It causes infectious mononucleosis and is the cause of human lymphoproliferative disorders,
especially in immunocompromised patients. HHV-8 appears to be associated with the
development of Kaposi sarcoma, a vascular tumor that is common in patients with AIDS.
Herpes B virus of macaque monkeys can infect humans.
Such infections are rare, but those that occur usually result in severe neurologic disease and
are frequently fatal.
Human herpesviruses are frequently reactivated in immunosuppressed patients (eg, transplant
recipients, cancer patients) and may cause severe disease, such as pneumonia or lymphomas.
Herpesviruses have been linked with malignant diseases in humans and lower animals:
3
EBV with Burkitt lymphoma of African children, with nasopharyngeal carcinoma, and with
other lymphomas; KSHV with Kaposi sarcoma; Marek disease virus with a lymphoma of
chickens; and a number of primate herpesviruses with reticulum cell sarcomas and
lymphomas in monkeys.
HERPESVIRUS INFECTIONS IN HUMANS
Herpes Simplex Viruses
There are two distinct HSV, types 1 and 2 (HSV-1 and HSV-2).
Their genomes are similar in organization and exhibit substantial sequence homology.
The two viruses cross-react serologically, but some unique proteins exist for each type.
They differ in their mode of transmission.

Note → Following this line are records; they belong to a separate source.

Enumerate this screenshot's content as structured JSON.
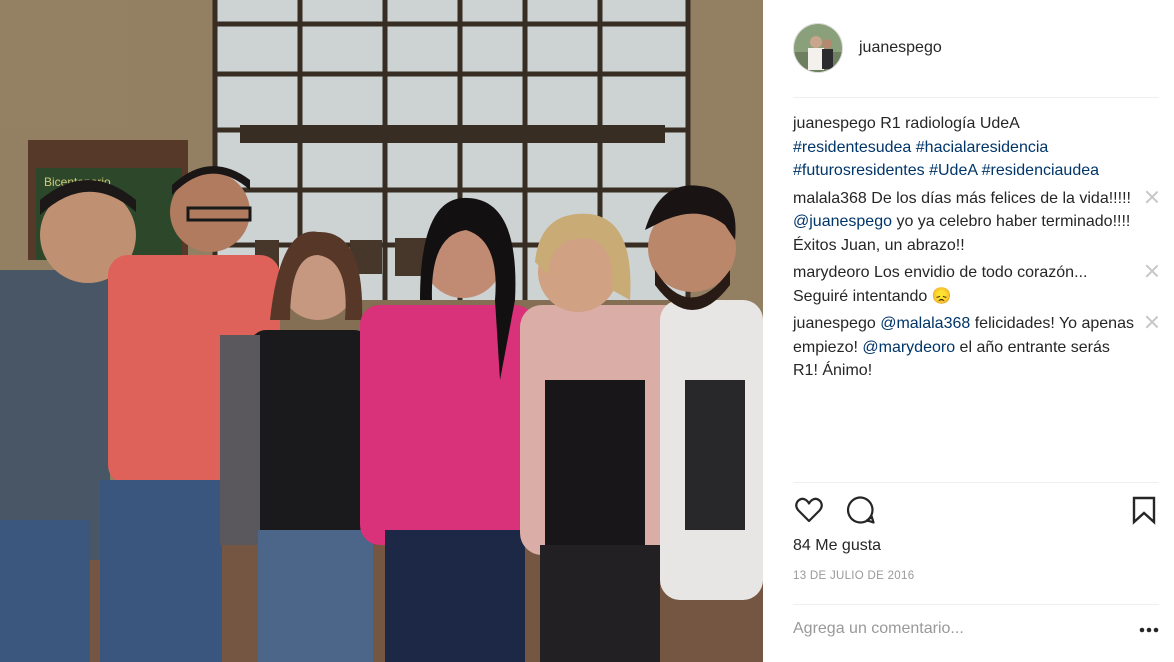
{
  "post": {
    "username": "juanespego",
    "caption": {
      "user": "juanespego",
      "text": "R1 radiología UdeA",
      "hashtags": [
        "#residentesudea",
        "#hacialaresidencia",
        "#futurosresidentes",
        "#UdeA",
        "#residenciaudea"
      ]
    },
    "comments": [
      {
        "user": "malala368",
        "text_1": "De los días más felices de la vida!!!!!",
        "mention_1": "@juanespego",
        "text_2": "yo ya celebro haber terminado!!!! Éxitos Juan, un abrazo!!"
      },
      {
        "user": "marydeoro",
        "text_1": "Los envidio de todo corazón... Seguiré intentando",
        "emoji": "😞"
      },
      {
        "user": "juanespego",
        "mention_1": "@malala368",
        "text_1": "felicidades! Yo apenas empiezo!",
        "mention_2": "@marydeoro",
        "text_2": "el año entrante serás R1! Ánimo!"
      }
    ],
    "likes": "84 Me gusta",
    "date": "13 DE JULIO DE 2016",
    "add_comment_placeholder": "Agrega un comentario...",
    "photo_sign": "Bicentenario"
  },
  "icons": [
    "heart-icon",
    "comment-icon",
    "bookmark-icon",
    "more-options-icon",
    "close-icon"
  ],
  "colors": {
    "link": "#003569",
    "text": "#262626",
    "muted": "#999999",
    "divider": "#efefef"
  }
}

Whereas HSV-1 is spread by contact, usually involving infected saliva, HSV-2 is transmitted
sexually or from a maternal genital infection to a newborn.
The HSV growth cycle proceeds rapidly, requiring 8–16 hours for completion.
At least eight viral glycoproteins are among the viral late gene products.
Glycoprotein G is type specific and allows for antigenic discrimination between HSV-1 (gG-
1) and HSV-2 (gG-2).
Clinical Findings
HSV-1 and HSV-2 may cause many clinical entities, and the infections may be primary or
recurrent.
Primary infections occur in persons without antibodies and in most individuals are clinically
inapparent but result in antibody production and establishment of latent infections in sensory
ganglia. Recurrent lesions are common.
A.
Oropharyngeal Disease
Primary HSV-1 infections are usually asymptomatic.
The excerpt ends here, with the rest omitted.